Tribunal Administratif de Nantes — Décision N° TA44-2316814
vendredi 7 février 2025
| Juridiction | Tribunal Administratif de Nantes |
| Section | Tribunal Administratif de Nantes |
| N° Dossier | TA44-2316814 |
| Type | Décision |
| Recours | Excès de pouvoir |
| Publication | C |
| Formation | 8ème chambre |
| Avocat requérant | ESSOUMA MVOLA |
Résumé IA
Texte intégral
Vu la procédure suivante :
Par une requête enregistrée le 13 novembre 2023, Mme C A, représentée par Me Essouma Mvola, demande au tribunal :
1°) d'annuler la décision en date du 4 septembre 2023 par laquelle le sous-directeur des visas a rejeté le recours formé contre la décision de l'autorité consulaire française à Douala (Cameroun) lui refusant un visa d'entrée et de court séjour pour un motif de visite familiale, ensemble la décision consulaire ;
2°) d'enjoindre au ministre de l'intérieur, à titre principal, de délivrer le visa sollicité dans le délai de trente jours à compter de la notification du jugement à intervenir et sous astreinte ou, à titre subsidiaire, de réexaminer sa demande de visa dans un délai d'un mois ;
3°) de mettre à la charge de l'Etat la somme de 2 000 euros au titre de l'article L. 761-1 du code de justice administrative.
Elle soutient que :
- les décisions attaquées sont dépourvues de motivation ;
- elles sont entachées d'une erreur manifeste d'appréciation du risque de détournement de l'objet du visa en ce qu'elle justifie de précédents visas et de garanties de retour suffisantes ;
- elles portent une atteinte disproportionnée à son droit au respect de la vie privée et familiale.
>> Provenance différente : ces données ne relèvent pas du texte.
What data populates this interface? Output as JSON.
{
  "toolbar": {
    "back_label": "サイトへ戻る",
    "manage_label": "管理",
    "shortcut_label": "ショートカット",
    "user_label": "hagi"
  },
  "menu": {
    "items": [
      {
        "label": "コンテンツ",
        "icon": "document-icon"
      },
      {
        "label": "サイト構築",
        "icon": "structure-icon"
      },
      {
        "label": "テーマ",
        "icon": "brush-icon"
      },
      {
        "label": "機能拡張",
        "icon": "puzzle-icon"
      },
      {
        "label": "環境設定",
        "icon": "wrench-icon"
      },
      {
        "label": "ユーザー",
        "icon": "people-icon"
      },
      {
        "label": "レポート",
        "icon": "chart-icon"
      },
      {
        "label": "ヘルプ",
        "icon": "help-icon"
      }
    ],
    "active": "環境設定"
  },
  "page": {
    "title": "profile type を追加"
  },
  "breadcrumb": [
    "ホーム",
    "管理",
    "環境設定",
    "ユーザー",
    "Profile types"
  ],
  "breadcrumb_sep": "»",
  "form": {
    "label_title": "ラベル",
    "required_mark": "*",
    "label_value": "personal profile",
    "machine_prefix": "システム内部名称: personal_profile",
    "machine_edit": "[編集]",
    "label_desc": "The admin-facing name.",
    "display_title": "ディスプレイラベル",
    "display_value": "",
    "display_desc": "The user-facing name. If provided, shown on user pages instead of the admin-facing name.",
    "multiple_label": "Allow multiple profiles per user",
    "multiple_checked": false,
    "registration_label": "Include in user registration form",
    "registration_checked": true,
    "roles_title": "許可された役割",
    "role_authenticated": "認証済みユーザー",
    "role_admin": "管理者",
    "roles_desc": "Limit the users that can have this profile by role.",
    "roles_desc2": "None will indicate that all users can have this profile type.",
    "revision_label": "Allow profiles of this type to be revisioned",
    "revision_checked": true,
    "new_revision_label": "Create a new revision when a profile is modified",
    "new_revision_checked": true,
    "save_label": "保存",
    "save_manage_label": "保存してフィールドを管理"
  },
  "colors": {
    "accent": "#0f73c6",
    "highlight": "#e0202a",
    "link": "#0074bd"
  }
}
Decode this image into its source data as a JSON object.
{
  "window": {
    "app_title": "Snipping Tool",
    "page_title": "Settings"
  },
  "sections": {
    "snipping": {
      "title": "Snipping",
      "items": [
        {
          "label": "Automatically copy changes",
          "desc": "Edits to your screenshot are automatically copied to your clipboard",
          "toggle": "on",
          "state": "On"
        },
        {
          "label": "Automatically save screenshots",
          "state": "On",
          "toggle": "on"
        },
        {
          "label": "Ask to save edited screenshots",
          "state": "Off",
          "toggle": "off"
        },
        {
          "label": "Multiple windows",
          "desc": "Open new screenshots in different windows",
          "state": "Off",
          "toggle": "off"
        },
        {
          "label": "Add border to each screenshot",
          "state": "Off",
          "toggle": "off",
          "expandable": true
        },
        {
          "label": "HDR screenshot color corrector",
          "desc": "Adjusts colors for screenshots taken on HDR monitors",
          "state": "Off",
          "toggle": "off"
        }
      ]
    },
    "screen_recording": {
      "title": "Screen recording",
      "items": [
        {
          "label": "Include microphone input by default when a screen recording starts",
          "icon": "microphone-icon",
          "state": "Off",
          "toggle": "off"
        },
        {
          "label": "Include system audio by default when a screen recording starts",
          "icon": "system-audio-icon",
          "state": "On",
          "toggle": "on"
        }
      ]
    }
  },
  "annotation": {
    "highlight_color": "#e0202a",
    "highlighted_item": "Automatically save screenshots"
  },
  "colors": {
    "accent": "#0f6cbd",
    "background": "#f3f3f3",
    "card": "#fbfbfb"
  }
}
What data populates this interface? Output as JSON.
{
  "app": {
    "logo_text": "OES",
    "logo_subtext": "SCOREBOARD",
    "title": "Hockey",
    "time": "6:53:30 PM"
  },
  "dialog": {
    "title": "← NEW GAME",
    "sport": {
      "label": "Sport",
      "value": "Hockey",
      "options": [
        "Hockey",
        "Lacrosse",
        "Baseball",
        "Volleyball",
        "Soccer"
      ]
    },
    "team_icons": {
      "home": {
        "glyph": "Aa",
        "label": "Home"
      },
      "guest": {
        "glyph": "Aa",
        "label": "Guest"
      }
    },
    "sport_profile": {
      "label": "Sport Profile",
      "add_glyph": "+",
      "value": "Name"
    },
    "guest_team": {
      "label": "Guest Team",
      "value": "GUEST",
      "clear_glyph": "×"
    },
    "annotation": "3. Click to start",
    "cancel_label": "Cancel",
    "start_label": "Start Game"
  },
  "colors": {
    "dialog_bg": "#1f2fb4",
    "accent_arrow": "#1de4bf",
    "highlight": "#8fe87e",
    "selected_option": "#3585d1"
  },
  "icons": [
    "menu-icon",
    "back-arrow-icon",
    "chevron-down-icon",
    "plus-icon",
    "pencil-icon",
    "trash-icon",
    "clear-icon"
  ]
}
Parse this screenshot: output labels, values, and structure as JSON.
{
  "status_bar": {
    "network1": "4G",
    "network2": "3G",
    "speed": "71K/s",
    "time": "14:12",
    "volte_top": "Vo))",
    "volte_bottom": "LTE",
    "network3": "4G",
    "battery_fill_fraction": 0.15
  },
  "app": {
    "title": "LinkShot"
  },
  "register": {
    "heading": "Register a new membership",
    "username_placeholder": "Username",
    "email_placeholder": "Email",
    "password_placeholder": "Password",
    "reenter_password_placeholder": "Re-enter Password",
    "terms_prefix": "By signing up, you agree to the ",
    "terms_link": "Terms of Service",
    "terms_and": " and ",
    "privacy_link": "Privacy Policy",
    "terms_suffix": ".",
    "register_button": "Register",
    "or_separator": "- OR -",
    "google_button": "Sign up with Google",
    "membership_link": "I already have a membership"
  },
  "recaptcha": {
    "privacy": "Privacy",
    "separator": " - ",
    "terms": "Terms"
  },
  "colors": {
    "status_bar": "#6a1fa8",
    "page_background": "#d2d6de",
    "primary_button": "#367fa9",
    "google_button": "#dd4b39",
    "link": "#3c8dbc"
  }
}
Par un mémoire en défense enregistré le 28 novembre 2024, le ministre de l'intérieur conclut au non-lieu à statuer sur les conclusions aux fins d'annulation et d'injonction sous astreinte et au rejet des conclusions tendant à l'application des dispositions de l'article L. 761-1 du code de justice administrative.
Il soutient que des instructions ont été données au poste consulaire pour la délivrance du visa sollicité.
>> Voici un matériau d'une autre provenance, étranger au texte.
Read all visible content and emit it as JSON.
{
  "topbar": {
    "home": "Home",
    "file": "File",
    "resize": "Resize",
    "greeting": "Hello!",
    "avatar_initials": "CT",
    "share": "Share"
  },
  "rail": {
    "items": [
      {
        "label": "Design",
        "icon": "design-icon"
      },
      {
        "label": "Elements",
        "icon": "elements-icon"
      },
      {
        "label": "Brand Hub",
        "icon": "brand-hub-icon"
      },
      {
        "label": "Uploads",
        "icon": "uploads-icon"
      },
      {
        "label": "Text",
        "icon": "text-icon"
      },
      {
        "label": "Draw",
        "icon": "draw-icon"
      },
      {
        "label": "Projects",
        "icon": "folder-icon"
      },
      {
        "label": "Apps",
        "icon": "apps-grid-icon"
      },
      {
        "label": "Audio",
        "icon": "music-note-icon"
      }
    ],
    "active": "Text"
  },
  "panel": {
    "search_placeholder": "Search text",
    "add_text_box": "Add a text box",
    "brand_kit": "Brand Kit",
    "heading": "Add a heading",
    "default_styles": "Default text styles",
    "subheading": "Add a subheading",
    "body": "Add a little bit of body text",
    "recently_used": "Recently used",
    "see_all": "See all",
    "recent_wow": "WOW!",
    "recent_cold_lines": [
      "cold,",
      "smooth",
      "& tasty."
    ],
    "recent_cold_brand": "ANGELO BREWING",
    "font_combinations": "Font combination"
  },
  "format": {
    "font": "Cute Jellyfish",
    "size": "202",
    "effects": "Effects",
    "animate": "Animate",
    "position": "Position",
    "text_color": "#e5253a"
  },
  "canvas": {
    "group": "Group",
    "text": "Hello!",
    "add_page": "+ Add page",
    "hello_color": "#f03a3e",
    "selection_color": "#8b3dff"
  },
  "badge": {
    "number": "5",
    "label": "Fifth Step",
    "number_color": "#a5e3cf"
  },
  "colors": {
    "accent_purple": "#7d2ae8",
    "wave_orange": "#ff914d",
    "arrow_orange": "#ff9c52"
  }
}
Vu les autres pièces du dossier.
Vu :
- le code de l'entrée et du séjour des étrangers et du droit d'asile ;
- le code de justice administrative.
La présidente de la formation de jugement a dispensé la rapporteure publique, sur sa proposition, de prononcer des conclusions à l'audience.
Les parties ont été régulièrement averties du jour de l'audience.
Le rapport de M. Ravaut a été entendu au cours de l'audience publique.
Considérant ce qui suit :
1. Mme A née B, ressortissante camerounaise, demande au tribunal d'annuler la décision du 4 septembre 2023 par laquelle le sous-directeur des visas a rejeté son recours formé contre la décision de l'autorité consulaire française à Douala en date du 14 avril 2023 lui refusant un visa de court séjour pour un motif de visite familiale ainsi que la décision consulaire.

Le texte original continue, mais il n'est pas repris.